For it is not just left-wing revolutions that are betrayed: however much he refuses to admit or apologize for it, he had “contributed all his forces to igniting a war that destroyed a legitimate republic without as a result managing to bring about the fearsome regime of poets and Renaissance mercenaries of which he had dreamed, but only a banal government of knaves, thugs, and sanctimonious prigs” (132-33). In short the Falange, too, was betrayed by Franco, just as it had urged Franco and his ilk to betray Spain. There is little honour among thieves, Cercas suggests, but at times Sánchez Mazas also emerges as almost a tragic figure who in the end was sold out but also sold himself out as he gave up on politics and literature alike to become the very image of the decadent bourgeois against whom in his youth he had been the first to rebel. “Sánchez Mazas won the war and lost the history of literature,” Cercas quotes Andrés Trapiello telling us, but in fact this was a self-inflicted defeat: he might perhaps have become a great writer, but he ended up merely a good one. And as for winning the war, yes (unlike the fictional Miralles) he has a street in Bilbao named after him, but otherwise he is basically forgotten. Indeed, if it were not for the stunning success of Soldados de Salamina, he would be more forgotten still. The irony is that, though he doesn’t figure in the list the narrator makes of those whose memory the book will perpetuate, Sánchez Mazas lives on in part thanks to Cercas’s novel, which takes its title indeed from the book that (we are told) Sánchez Mazas would have written about his time as a fugitive, but never did. However inadvertently, Cercas finds himself stepping in to complete some part of the disgraced fascist’s legacy.

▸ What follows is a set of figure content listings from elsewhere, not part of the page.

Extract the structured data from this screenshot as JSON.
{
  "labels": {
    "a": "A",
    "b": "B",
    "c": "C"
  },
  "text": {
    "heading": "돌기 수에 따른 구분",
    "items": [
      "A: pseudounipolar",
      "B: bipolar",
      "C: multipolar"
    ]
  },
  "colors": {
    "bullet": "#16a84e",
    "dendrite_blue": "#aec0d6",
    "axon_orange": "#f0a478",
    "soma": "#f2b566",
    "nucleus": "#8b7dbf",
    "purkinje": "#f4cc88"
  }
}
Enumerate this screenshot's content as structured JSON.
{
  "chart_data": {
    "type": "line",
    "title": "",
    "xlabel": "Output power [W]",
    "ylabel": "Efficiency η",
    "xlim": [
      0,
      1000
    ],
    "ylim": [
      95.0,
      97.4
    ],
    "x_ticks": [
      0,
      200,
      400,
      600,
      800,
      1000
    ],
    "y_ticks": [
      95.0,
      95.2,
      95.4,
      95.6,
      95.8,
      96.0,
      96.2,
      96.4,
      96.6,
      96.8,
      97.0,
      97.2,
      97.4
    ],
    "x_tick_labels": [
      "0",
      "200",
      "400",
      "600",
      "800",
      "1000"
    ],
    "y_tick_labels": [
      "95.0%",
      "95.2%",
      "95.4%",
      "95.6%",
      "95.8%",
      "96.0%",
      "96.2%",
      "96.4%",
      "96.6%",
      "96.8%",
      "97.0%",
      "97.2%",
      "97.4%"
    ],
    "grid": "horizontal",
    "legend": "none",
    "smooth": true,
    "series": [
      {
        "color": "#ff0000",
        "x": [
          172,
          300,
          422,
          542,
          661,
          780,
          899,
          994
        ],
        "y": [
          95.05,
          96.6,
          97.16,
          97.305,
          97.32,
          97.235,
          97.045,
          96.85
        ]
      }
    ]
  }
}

The character of Miralles, then, though presented as part of a paean to memory and the power of testimony, in fact functions within the novel to help us forget its own portrayal of Falangism. It is a “missing part” in an almost quite literal replay of the Derridean pharmakon: both poison and cure. For however much this book’s explicit narrative is posed against the discourse of forgetfulness promoted by the so-called Transition to democracy after Franco’s death, in fact for much of the time it serves to prove that once you start digging up the past there’s no telling what you may find. Better therefore, as antidote to such unwelcome memories, to invent a caricature hero, indelibly scarred but indefatigable warrior for all the right causes. Cast testimony aside. Don’t look back. Onwards, onwards, ever onwards.